Essa gente, portanto, ou forçará no sentido de renovação de meios
e processos, ou tomará rumos outros, indo frutificar melhor mais
para a frente.
— E estamos na hora, pois havemos
de ter tempo para mais prosa por lá — observou Alva, tomando o
ancião pelo braço e dizendo-lhe fosse chamar Cristina, que se
achava pelo interior da residência.
— Morrer, bem o sabia, não
significa terminar empreitadas. Mas vejo que o problema humano, por
aqui, torna-se múltiplo em detalhes e características
interessantes. Sobretudo, considero um ponto de ordem ética:
enquanto na carne julgamos que a morte nos separará de certas
obrigações, criando uma distância, dispondo barreiras, aqui viemos
encontrar uma ordem em todas as coisas e propósitos, pois a unidade
nas operações firma-se de modo espetaculoso. Há, compreende-se
facilmente, aumento de cuidados em geral, de base educativa, de fundo
orientador, num sentido de forçamento universal e contínuo, embora
ressalvando o respeito às possibilidades pessoais.

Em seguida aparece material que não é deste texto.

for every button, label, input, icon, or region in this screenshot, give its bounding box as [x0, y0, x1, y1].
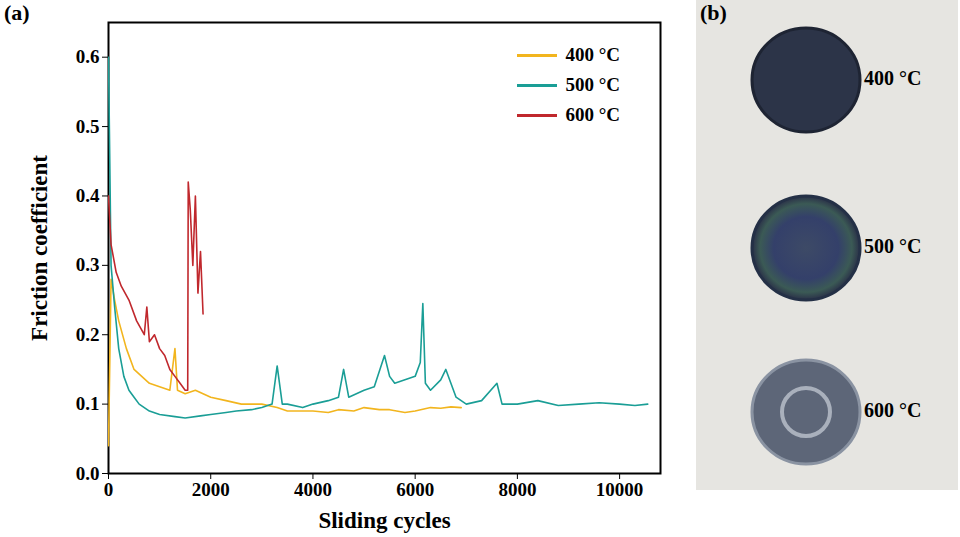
svg-text:0.2: 0.2 — [76, 324, 100, 345]
html-text:600 °C: 600 °C — [864, 399, 922, 421]
html-text:600 °C: 600 °C — [565, 104, 620, 125]
html-text:500 °C: 500 °C — [864, 235, 922, 257]
svg-text:0.1: 0.1 — [76, 393, 100, 414]
svg-text:4000: 4000 — [294, 479, 332, 500]
html-text:(b): (b) — [700, 0, 727, 25]
svg-text:0.0: 0.0 — [76, 463, 100, 484]
svg-text:8000: 8000 — [498, 479, 536, 500]
svg-text:0: 0 — [104, 479, 114, 500]
svg-text:Friction coefficient: Friction coefficient — [27, 155, 52, 341]
svg-text:6000: 6000 — [396, 479, 434, 500]
html-text:500 °C: 500 °C — [565, 74, 620, 95]
svg-text:0.3: 0.3 — [76, 254, 100, 275]
html-text:400 °C: 400 °C — [565, 44, 620, 65]
svg-text:0.6: 0.6 — [76, 46, 100, 67]
svg-text:2000: 2000 — [192, 479, 230, 500]
svg-text:Sliding cycles: Sliding cycles — [318, 508, 450, 533]
html-text:400 °C: 400 °C — [864, 67, 922, 89]
svg-text:10000: 10000 — [596, 479, 644, 500]
html-text:(a): (a) — [4, 0, 30, 25]
svg-text:0.4: 0.4 — [76, 185, 100, 206]
svg-text:0.5: 0.5 — [76, 116, 100, 137]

Em ouvindo Fábio assim falar, quis
saber mais de perto se qualquer coisa de ordem íntima o ressentia,
qualquer coisa toda pessoal. Explicou-me:
— Você também é marinheiro de
primeira viagem. Não sente em si uma opressão do meio, uma como que
coerção fantástica, principalmente no sentido intelectual da vida?
Não lhe parece que nos estão a reclamar alguma coisa?
— Fábio, você bem sabe que eu era
católico, e que um católico é apenas um crente empírico, tudo
ignorando sobre o realismo da vida de extratumba. Como poderia eu,
crente na errônea concepção de uma só vida, na salvação por
encomendas ritualísticas, no realismo dos conceitos de céu, inferno
e purgatório como territórios, como poderia eu, agora, portanto,
não me encontrar em perene encantamento? Estou no céu, estou bem, é
o que lhe devo dizer. Nada me oprime, tudo me enleva. Sinto-me uno
com Deus, assim como diz no catecismo que logo de entrada nos deram
para ler. E quereria eu mais do que isso? Quero é certo, pois assim
determina a lei; mas, por ora sinto-me no céu.
Fábio ficou meio desconcertado,
cismático, a observar-me bem. Coisas enuviantes deviam estar a lhe
entravar o ingresso em melhor estado de estar. Mas, que poderia eu
fazer, ou dizer, se vultos de outro coturno silenciavam a seu
respeito, a respeito do seu estado de alma? Fiz-lhe ver, em palavras,
enquanto Mesquita, Alva e outros haviam ido buscar Cristina, que bom
seria falasse claramente com algum chefe. Havia um porquê qualquer,
sem dúvida, por resolver, sendo que os elementos e meios não deviam
estar longe. Ele, então, falou-me assentindo; iria, assim lhe
calhasse de oportuno, escancarar a alma. Para mim, sabia que qualquer
deles estava a par de tudo; mas que a iniciativa devia ser dele, por
ser dessas coisas cuja ordem pertence à deliberação individual.
Quando vieram do interior da casa
aqueles que haviam ido à cata de Cristina, Fábio esboçava leve
sorriso, coisa em si ainda bem rara.
— São sete e trinta — avisou
Alva.
Com algumas recomendações de
Mesquita, partimos deixando-o a sós com Fábio. Isto é, partimos em
cinco pessoas, inclusive Alva e Cristina. Com minhas poucas
probabilidades de êxito, fazia força mental no propósito de que
Fábio, uma vez a sós com Mesquita, dissesse do que lhe ia pelo
mundo interno. Talvez por simples questão de fraternidade, quem sabe
por razões históricas de mim não lembradas, o certo é que aquela
contínua tristeza de Fábio me atormentava.